Ok, for whatever it’s worth, a quick google of:

“bbc pension” conflict of interest global warming

yields a lot of returns (many/most from blogs of course). There was also at least one article about BBC pension funding creating a huge conflict of interest here on WUWT also. I haven’t checked these, but just a couple of examples:
http://tinyurl.com/yjysfqb
http://wattsupwiththat.com/2011/04/24/the-telegraph-gets-it-about-climatgate-inestigations-and-the-conflict-of-interest-of-publicly-funded-media/

Paul80
December 8, 2011 6:36 pm

Benny Peiser’s three point (at the beginning) apply equally to Australia’s ABC – and some other of our media. Unfortunately, will probably be dismissed like all other criticism from those who observe the world differently.

PaulH
December 8, 2011 6:50 pm

Much the same criticisms could be directed at the CBC, the government controlled Canadian equivalent of the BBC.

AnonyMoose
December 8, 2011 6:55 pm

I wonder at what point the BBC will stop getting recognized as journalists in the US… or the UK, if the UK starts licensing journalists.
http://yro.slashdot.org/story/11/12/08/1558233/bloggers-not-journalists-federal-judge-rules

Spector
December 8, 2011 7:13 pm

RE: Main Article
“* Third, it has betrayed the fundamental principles of science, which relies on unrelenting scepticism towards any theory until it can be shown to provide a comprehensive explanation for the observed evidence.”
The proponents of ‘Fear-Forced’ (‘Post Normal’) ‘Science’ claim they have this covered by saying that the dire consequences predicted by this theory pose such an immediate emergency, that we cannot delay taking timely action because this risk far outweighs the impact of taking action unnecessarily, should the theory prove to be false, even if this includes a massive world-wide depression and, perhaps, a global killing famine.
REF: YouTube video entitled “The Most Terrifying Video You’ll Ever See” (2007)

crosspatch
December 8, 2011 7:15 pm

Smokey says:
December 8, 2011 at 6:02 pm
Britain becoming more conservative

Funny how cultures become more “conservative” when they run out of other people’s money.

J. Felton
December 8, 2011 7:21 pm

It’s no secret that BBC stands for ” Bigoted BroadCasting.”

crosspatch
December 8, 2011 7:22 pm

I wonder at what point the BBC will stop getting recognized as journalists in the US… or the UK, if the UK starts licensing journalists.

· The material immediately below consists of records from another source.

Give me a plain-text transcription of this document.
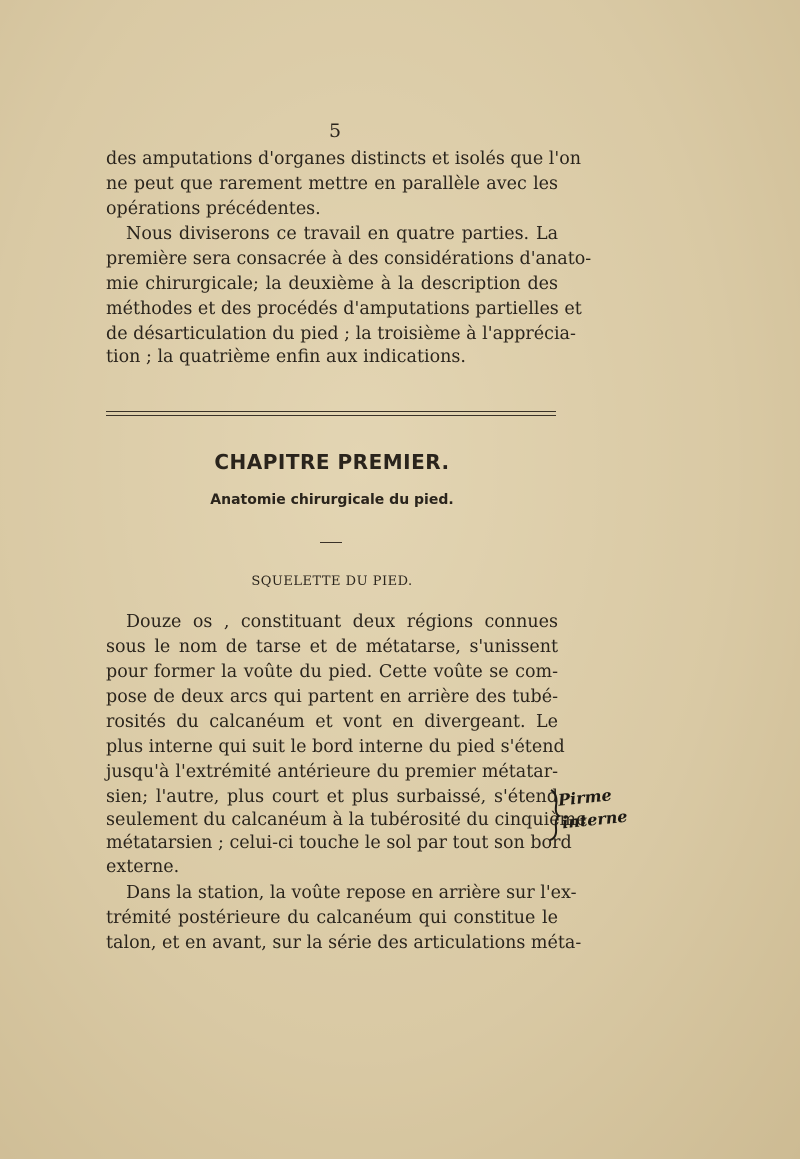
5
des amputations d'organes distincts et isolés que l'on
ne peut que rarement mettre en parallèle avec les
opérations précédentes.
Nous diviserons ce travail en quatre parties. La
première sera consacrée à des considérations d'anato-
mie chirurgicale; la deuxième à la description des
méthodes et des procédés d'amputations partielles et
de désarticulation du pied ; la troisième à l'apprécia-
tion ; la quatrième enfin aux indications.
CHAPITRE PREMIER.
Anatomie chirurgicale du pied.
SQUELETTE DU PIED.
Douze os , constituant deux régions connues
sous le nom de tarse et de métatarse, s'unissent
pour former la voûte du pied. Cette voûte se com-
pose de deux arcs qui partent en arrière des tubé-
rosités du calcanéum et vont en divergeant. Le
plus interne qui suit le bord interne du pied s'étend
jusqu'à l'extrémité antérieure du premier métatar-
sien; l'autre, plus court et plus surbaissé, s'étend
seulement du calcanéum à la tubérosité du cinquième
métatarsien ; celui-ci touche le sol par tout son bord
externe.
Dans la station, la voûte repose en arrière sur l'ex-
trémité postérieure du calcanéum qui constitue le
talon, et en avant, sur la série des articulations méta-
Pirme
interne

That is already happening in the US sort of, for all practical purposes. According to a judge’s ruling in a US District Court a blogger can’t be a journalist:

Hernandez found Cox failed to present evidence that she had any media credentials or affiliation with a “recognized news entity,” or that she had checked her facts or tried to contact the other side to “get both sides of the story.”

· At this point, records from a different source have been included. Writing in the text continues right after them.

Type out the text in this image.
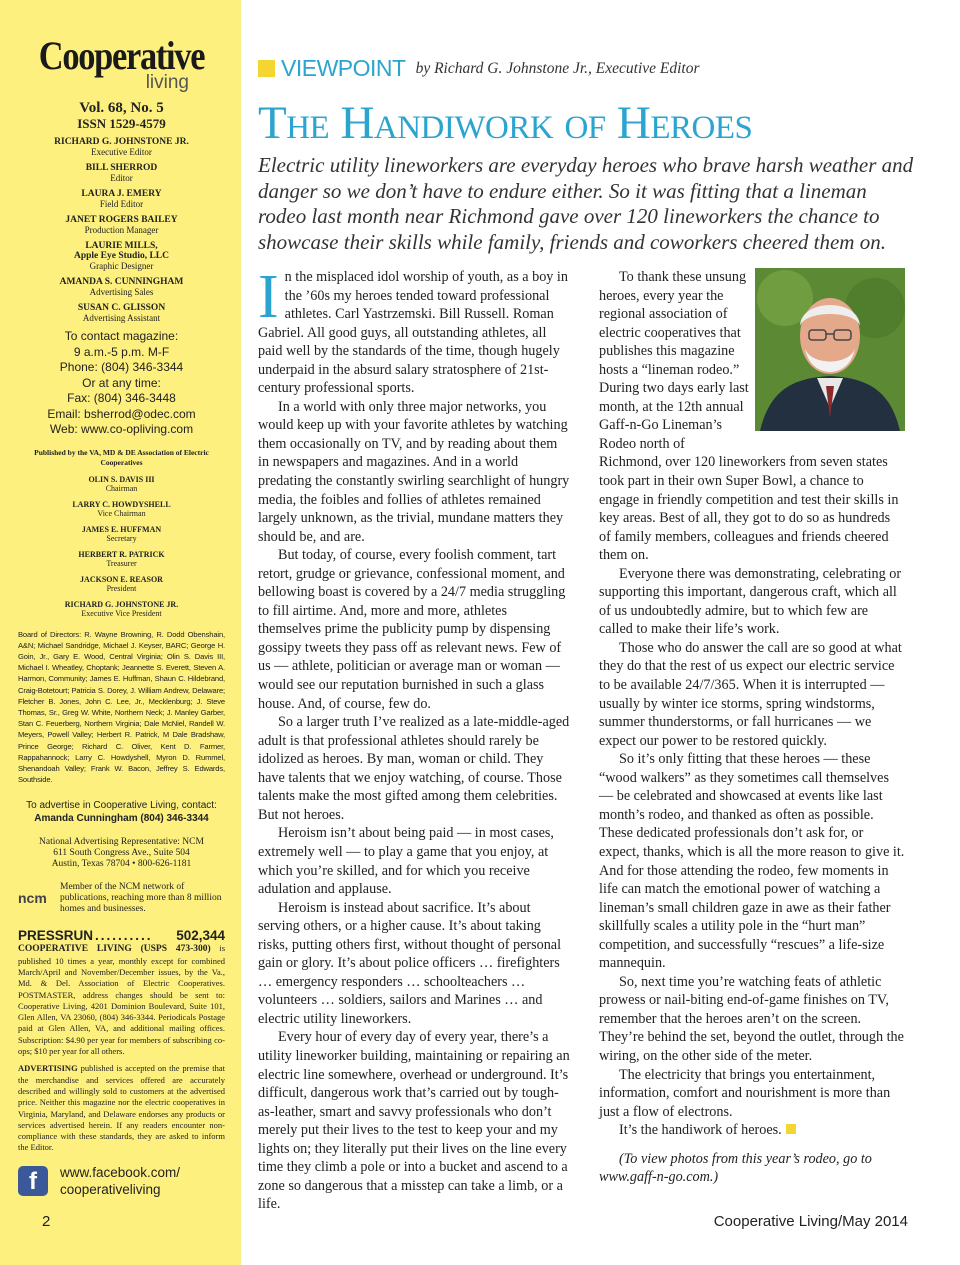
Cooperative
living
Vol. 68, No. 5
ISSN 1529-4579
RICHARD G. JOHNSTONE JR.
Executive Editor
BILL SHERROD
Editor
LAURA J. EMERY
Field Editor
JANET ROGERS BAILEY
Production Manager
LAURIE MILLS,
Apple Eye Studio, LLC
Graphic Designer
AMANDA S. CUNNINGHAM
Advertising Sales
SUSAN C. GLISSON
Advertising Assistant
To contact magazine:
9 a.m.-5 p.m. M-F
Phone: (804) 346-3344
Or at any time:
Fax: (804) 346-3448
Email: bsherrod@odec.com
Web: www.co-opliving.com
Published by the VA, MD & DE Association of Electric Cooperatives
OLIN S. DAVIS III
Chairman
LARRY C. HOWDYSHELL
Vice Chairman
JAMES E. HUFFMAN
Secretary
HERBERT R. PATRICK
Treasurer
JACKSON E. REASOR
President
RICHARD G. JOHNSTONE JR.
Executive Vice President
Board of Directors: R. Wayne Browning, R. Dodd Obenshain, A&N; Michael Sandridge, Michael J. Keyser, BARC; George H. Goin, Jr., Gary E. Wood, Central Virginia; Olin S. Davis III, Michael I. Wheatley, Choptank; Jeannette S. Everett, Steven A. Harmon, Community; James E. Huffman, Shaun C. Hildebrand, Craig-Botetourt; Patricia S. Dorey, J. William Andrew, Delaware; Fletcher B. Jones, John C. Lee, Jr., Mecklenburg; J. Steve Thomas, Sr., Greg W. White, Northern Neck; J. Manley Garber, Stan C. Feuerberg, Northern Virginia; Dale McNiel, Randell W. Meyers, Powell Valley; Herbert R. Patrick, M Dale Bradshaw, Prince George; Richard C. Oliver, Kent D. Farmer, Rappahannock; Larry C. Howdyshell, Myron D. Rummel, Shenandoah Valley; Frank W. Bacon, Jeffrey S. Edwards, Southside.
To advertise in Cooperative Living, contact:
Amanda Cunningham (804) 346-3344
National Advertising Representative: NCM
611 South Congress Ave., Suite 504
Austin, Texas 78704 • 800-626-1181
ncm
Member of the NCM network of publications, reaching more than 8 million homes and businesses.
PRESSRUN ..........	502,344
COOPERATIVE LIVING (USPS 473-300) is published 10 times a year, monthly except for combined March/April and November/December issues, by the Va., Md. & Del. Association of Electric Cooperatives. POSTMASTER, address changes should be sent to: Cooperative Living, 4201 Dominion Boulevard, Suite 101, Glen Allen, VA 23060, (804) 346-3344. Periodicals Postage paid at Glen Allen, VA, and additional mailing offices. Subscription: $4.90 per year for members of subscribing co-ops; $10 per year for all others.
ADVERTISING published is accepted on the premise that the merchandise and services offered are accurately described and willingly sold to customers at the advertised price. Neither this magazine nor the electric cooperatives in Virginia, Maryland, and Delaware endorses any products or services advertised herein. If any readers encounter non-compliance with these standards, they are asked to inform the Editor.
f	www.facebook.com/
cooperativeliving
2
VIEWPOINT by Richard G. Johnstone Jr., Executive Editor
The Handiwork of Heroes
Electric utility lineworkers are everyday heroes who brave harsh weather and danger so we don’t have to endure either. So it was fitting that a lineman rodeo last month near Richmond gave over 120 lineworkers the chance to showcase their skills while family, friends and coworkers cheered them on.

In the misplaced idol worship of youth, as a boy in the ’60s my heroes tended toward professional athletes. Carl Yastrzemski. Bill Russell. Roman Gabriel. All good guys, all outstanding athletes, all paid well by the standards of the time, though hugely underpaid in the absurd salary stratosphere of 21st-century professional sports.

In a world with only three major networks, you would keep up with your favorite athletes by watching them occasionally on TV, and by reading about them in newspapers and magazines. And in a world predating the constantly swirling searchlight of hungry media, the foibles and follies of athletes remained largely unknown, as the trivial, mundane matters they should be, and are.

But today, of course, every foolish comment, tart retort, grudge or grievance, confessional moment, and bellowing boast is covered by a 24/7 media struggling to fill airtime. And, more and more, athletes themselves prime the publicity pump by dispensing gossipy tweets they pass off as relevant news. Few of us — athlete, politician or average man or woman — would see our reputation burnished in such a glass house. And, of course, few do.

So a larger truth I’ve realized as a late-middle-aged adult is that professional athletes should rarely be idolized as heroes. By man, woman or child. They have talents that we enjoy watching, of course. Those talents make the most gifted among them celebrities. But not heroes.

Heroism isn’t about being paid — in most cases, extremely well — to play a game that you enjoy, at which you’re skilled, and for which you receive adulation and applause.

Heroism is instead about sacrifice. It’s about serving others, or a higher cause. It’s about taking risks, putting others first, without thought of personal gain or glory. It’s about police officers … firefighters … emergency responders … schoolteachers … volunteers … soldiers, sailors and Marines … and electric utility lineworkers.

Every hour of every day of every year, there’s a utility lineworker building, maintaining or repairing an electric line somewhere, overhead or underground. It’s difficult, dangerous work that’s carried out by tough-as-leather, smart and savvy professionals who don’t merely put their lives to the test to keep your and my lights on; they literally put their lives on the line every time they climb a pole or into a bucket and ascend to a zone so dangerous that a misstep can take a limb, or a life.

To thank these unsung heroes, every year the regional association of electric cooperatives that publishes this magazine hosts a “lineman rodeo.” During two days early last month, at the 12th annual Gaff-n-Go Lineman’s Rodeo north of Richmond, over 120 lineworkers from seven states took part in their own Super Bowl, a chance to engage in friendly competition and test their skills in key areas. Best of all, they got to do so as hundreds of family members, colleagues and friends cheered them on.

Everyone there was demonstrating, celebrating or supporting this important, dangerous craft, which all of us undoubtedly admire, but to which few are called to make their life’s work.

Those who do answer the call are so good at what they do that the rest of us expect our electric service to be available 24/7/365. When it is interrupted — usually by winter ice storms, spring windstorms, summer thunderstorms, or fall hurricanes — we expect our power to be restored quickly.

So it’s only fitting that these heroes — these “wood walkers” as they sometimes call themselves — be celebrated and showcased at events like last month’s rodeo, and thanked as often as possible. These dedicated professionals don’t ask for, or expect, thanks, which is all the more reason to give it. And for those attending the rodeo, few moments in life can match the emotional power of watching a lineman’s small children gaze in awe as their father skillfully scales a utility pole in the “hurt man” competition, and successfully “rescues” a life-size mannequin.

So, next time you’re watching feats of athletic prowess or nail-biting end-of-game finishes on TV, remember that the heroes aren’t on the screen. They’re behind the set, beyond the outlet, through the wiring, on the other side of the meter.

The electricity that brings you entertainment, information, comfort and nourishment is more than just a flow of electrons.

It’s the handiwork of heroes.

(To view photos from this year’s rodeo, go to www.gaff-n-go.com.)

Cooperative Living/May 2014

If you have no “media credentials” (uhm, who issues those?) and have no affiliation with a “recognized news entity” and (most importantly in this case) if you don’t get “both sides of the story” the constitutional protections for a free press do not apply to you because you are not a “journalist”.
According to this definition, Benjamin Franklin was not “the press”.
http://www.reuters.com/article/2011/12/09/usa-blogger-ruling-idUSN1E7B70UA20111209
That ruling is absolutely outrageous.

Al Gored
December 8, 2011 7:27 pm

PaulH says:
December 8, 2011 at 6:50 pm
“Much the same criticisms could be directed at the CBC, the government controlled Canadian equivalent of the BBC.”
Or worse since they provide Suzuki with a permanent taxpayer funded soapbox.
On the other hand, they somehow let Rex Murphy into the building and now he’s too popular among Canadians to muzzle or dump. Here’s his latest beautiful must watch heresy:
http://www.cbc.ca/video/#/Shows/The_National/Rex_Murphy/1275870718/ID=2172735930
I definitely do not see anything like this on the BBC. It is a total joke. I wonder if they can even tell the truth about sport scores. And the BBC’s Richard Black is a real disgrace. Little more than a Greenpeace stenographer.

crosspatch
December 8, 2011 7:31 pm

By the way, anyone know who started the very first “journalism” school? It was Eboreg R. Yrr (ROT 13 so as not to give it away unless you go to rot13.com and decode it). Yes, THAT Eboreg R. Yrr!